Mientras caminas hacia mí la espalda se me endereza, tanto porque vienes, tanto porque no estabas. Dejaste en la huída una especie de estela fantasma y al volver algo me dice que realmente somos una familia. He de aprender a dimensionar las verdaderas escalas en el amor, esto que no se intelectualiza es a veces un ramito de eso que nuestros abuelos llamaban pasión. Hoy el concepto ha perdido la fragancia y hasta lo llaman querencia. En esas distancias donde el recuerdo se hace penoso olvidar he de aprender a regurgitar errores ancestrales, aquello que forma parte de tí, mujer bendita, se ha desprendido en el éter divino y hoy cuando las arrugas marchitas queman mi rostro, me has castigado con palabras crueles, sin embargo la distancia que me aleja de tu orgullo no puede ser trascendida por la inmediatez de una seducción amarga. Por todas estas ansias de vivir sigo viviendo y esperando en el farol de la esquina que se forme en mis entrañas una nueva forma de amarte, de comprenderte y quizá de cuestionar esos escarceos de tu mente en que a veces pienso.

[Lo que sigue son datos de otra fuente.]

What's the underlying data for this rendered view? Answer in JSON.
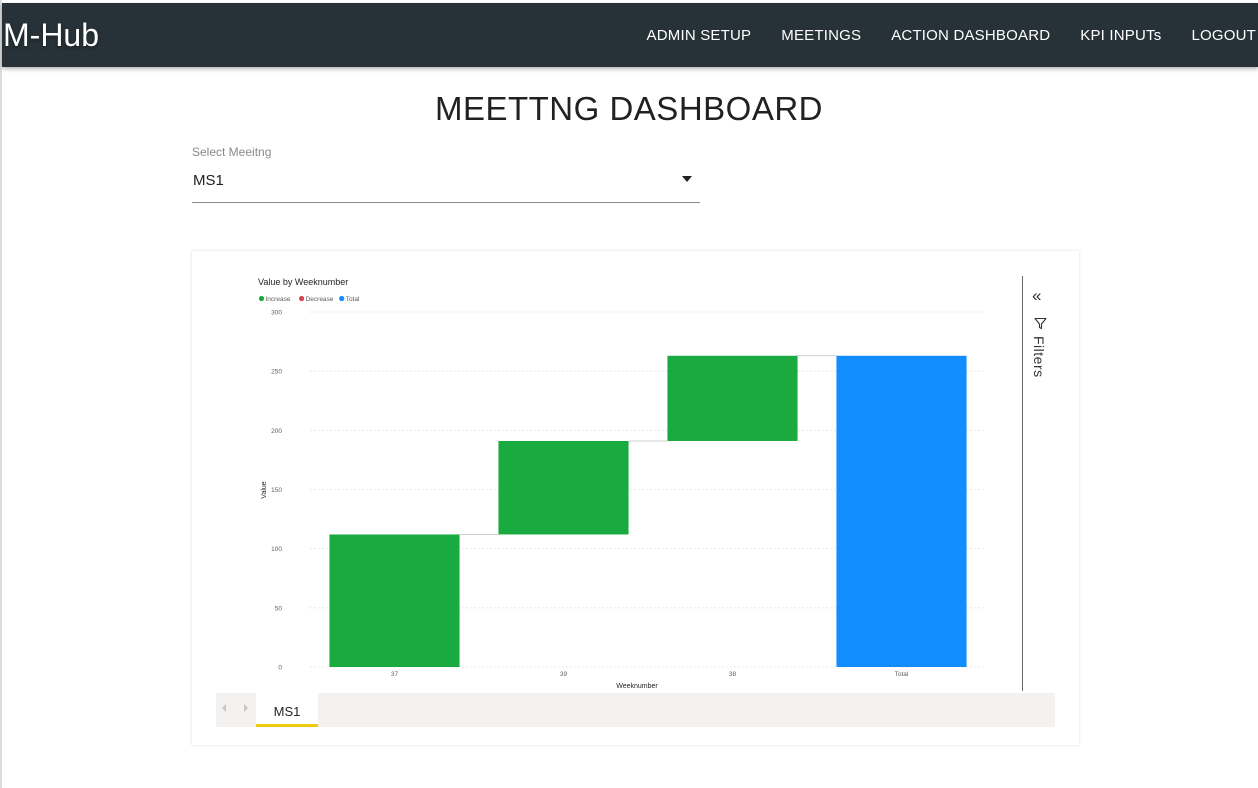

¿Qué tan cerca puedo estar entonces de ese mundo ancestral que inserto en tu alma, lanzas a doquier buscando migajas sonoras hechas pedazos, en mi corazón atiborrado de dudas infinitas y en tantos recuerdos que vienen de una infancia deslastrada de arrugas seniles? Por esta forma de amarte me he atado en mis últimos años a supersticiones que viajan por los espacios siderales, con tus lecciones de astrología he sentido que los imanes que vienen del planeta marte, la radiación del sol o el influjo tendencioso de la luna son igualmente válidos a la hora de medir el amor. Mientras tanto, me seducen enormemente esas ganas de poseerte salvajemente en una noche de lobos, y en la plaza de la esquina, aquella en aquél pueblo lejano donde hasta a las sombras se les miente.
Me decías la semana pasada que me había vuelto pérfido en mis ideas eróticas, hoy al mirar tu retrato de antaño he sentido cosquillas internas, de nuevo la pasión de años atrás ha vuelto buscando una mirada tuya, tal vez una caricia o esos instantes supremos donde ocultamos nuestros cuerpos alterados por la prisa. ¿Qué esperas entonces para aceptar estos ruegos ansiosos de sudor de tu cuerpo cobrizo? ¿Será que he de traerte de nuevo la rosa de nácar, el vino de fresa o esos sarcillos que te hacen reír?
Por lo pronto, en esa habitación sencilla, frente a la hoguera envuelto arduamente con esas sábanas húmedas, es lo único que delata esa extraña manera de sentirte sin tocarte y de ver la hora con angustia si te acercas a mi mundo, esos espacios tan urgidos de tu olor.